Spielraum
EIN STEILPASS IN DIE TIEFE DES SPORTS
Die Geschichten, die aus der Fifa-Tüte purzeln, nerven allmählich. Aber einige zeigen, wie es um den Weltverband im Fußball tatsächlich bestellt ist. Ein Nachfolger von Joseph S. Blatter muss gefunden werden, am 26. Februar steigt die Wahl in Zürich.
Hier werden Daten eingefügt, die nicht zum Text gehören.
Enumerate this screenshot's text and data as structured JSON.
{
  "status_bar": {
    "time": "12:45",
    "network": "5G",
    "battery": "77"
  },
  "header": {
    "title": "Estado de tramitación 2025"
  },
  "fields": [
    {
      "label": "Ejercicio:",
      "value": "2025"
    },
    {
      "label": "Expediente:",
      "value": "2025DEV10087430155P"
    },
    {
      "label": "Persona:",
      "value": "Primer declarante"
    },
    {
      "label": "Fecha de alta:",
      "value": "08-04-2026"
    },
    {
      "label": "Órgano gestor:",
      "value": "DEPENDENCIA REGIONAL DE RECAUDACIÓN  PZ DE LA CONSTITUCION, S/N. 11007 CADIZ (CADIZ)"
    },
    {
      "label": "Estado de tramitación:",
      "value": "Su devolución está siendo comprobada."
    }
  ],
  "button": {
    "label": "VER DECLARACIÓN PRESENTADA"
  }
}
Wie es um das Demokratieverständnis möglicher Kandidaten bestellt ist, zeigt der Fall Salman bin Ibrahim al-Chalifa. Der Scheich gilt als einer der Favoriten, erst vor wenigen Tagen hat er aufhorchen lassen. Er fordert für die Kür eines neuen Präsidenten weiterhin die Einigung aller Fifa-Mitglieder auf einen Kandidaten. „Wenn es eine Wahl gibt“, sagte der Präsident der asiatischen Konföderation AFC, „dann wird es einen Verlierer geben. Es wäre das Beste für die Fifa, wenn wir einen klaren Hinweis haben, wer gewählt werden wird.“
Einigkeit zu erzielen, dürfte bei dieser schwerwiegenden, weitreichenden Wahl allerdings nicht so leicht werden. Eigentlich sollten alle afrikanischen Länder den umstrittenen Scheich Salman bei der Wahl unterstützen. Mehrere afrikanische Fußballverbände zeigen jedoch bislang daran wenig Interesse, der Wahlvorgabe ihres Kontinentalverbandes CAF unter der Führung von Issa Hayatou zu folgen. Innerhalb der afrikanischen Fußballfamilie tobt ein Streit, es ist mittlerweile sogar von Abtrünnigen die Rede. Die Exekutive der CAF unter der Führung Hayatous hat noch nach einer Sitzung in Ruanda verkündet, die 54 afrikanischen Verbände würden al-Chalifa unterstützen. Die Ansage war von begrenzter Halbwertzeit, denn der Präsident des südsudanischen Fußballverbandes, Tschabor Goc Alrei, erklärte postwendend, den Schweizer Gianni Infantino unterstützen zu wollen. Jeder Wähler dürfe seine eigene Entscheidung treffen, die Maßgabe der CAF, Scheich Salman zu wählen, sei keineswegs verpflichtend, so der Südsudanese.
Sein Ansatz klingt demokratisch, ob aber auch die Verwirklichung in Zürich mit freiem Willen umgesetzt wird, bleibt abzuwarten. Dennoch, nicht mehr jeder scheint blind dem höchst umstrittenen Hayatou zu folgen. Die Macht des Mannes aus Kamerun ist offenbar geschrumpft. Das gibt Hoffnung, es könnte tatsächlich ein Umdenkprozess im Fußballweltverband eingesetzt haben. Dennoch, Scheich Salman gilt vor Uefa-Generalsekretär Gianni Infantino als aussichtsreichster Kandidat – trotz Warnungen und Verweisen auf Menschenrechtsverletzungen der Regierung Bahrains und des Herrscherhauses, dessen Mitglied al-Chalifa ist.
Und die anderen Anwärter? Es sind Prinz Ali bin al-Hussein aus Jordanien, der Franzose Jer´omeˆ Champagne und Tokyo Sexwale aus Südafrika. Es ist wie bei jeder Wahl – es muss ja auch Verlierer geben. In diesem Punkt sind sich alle einig.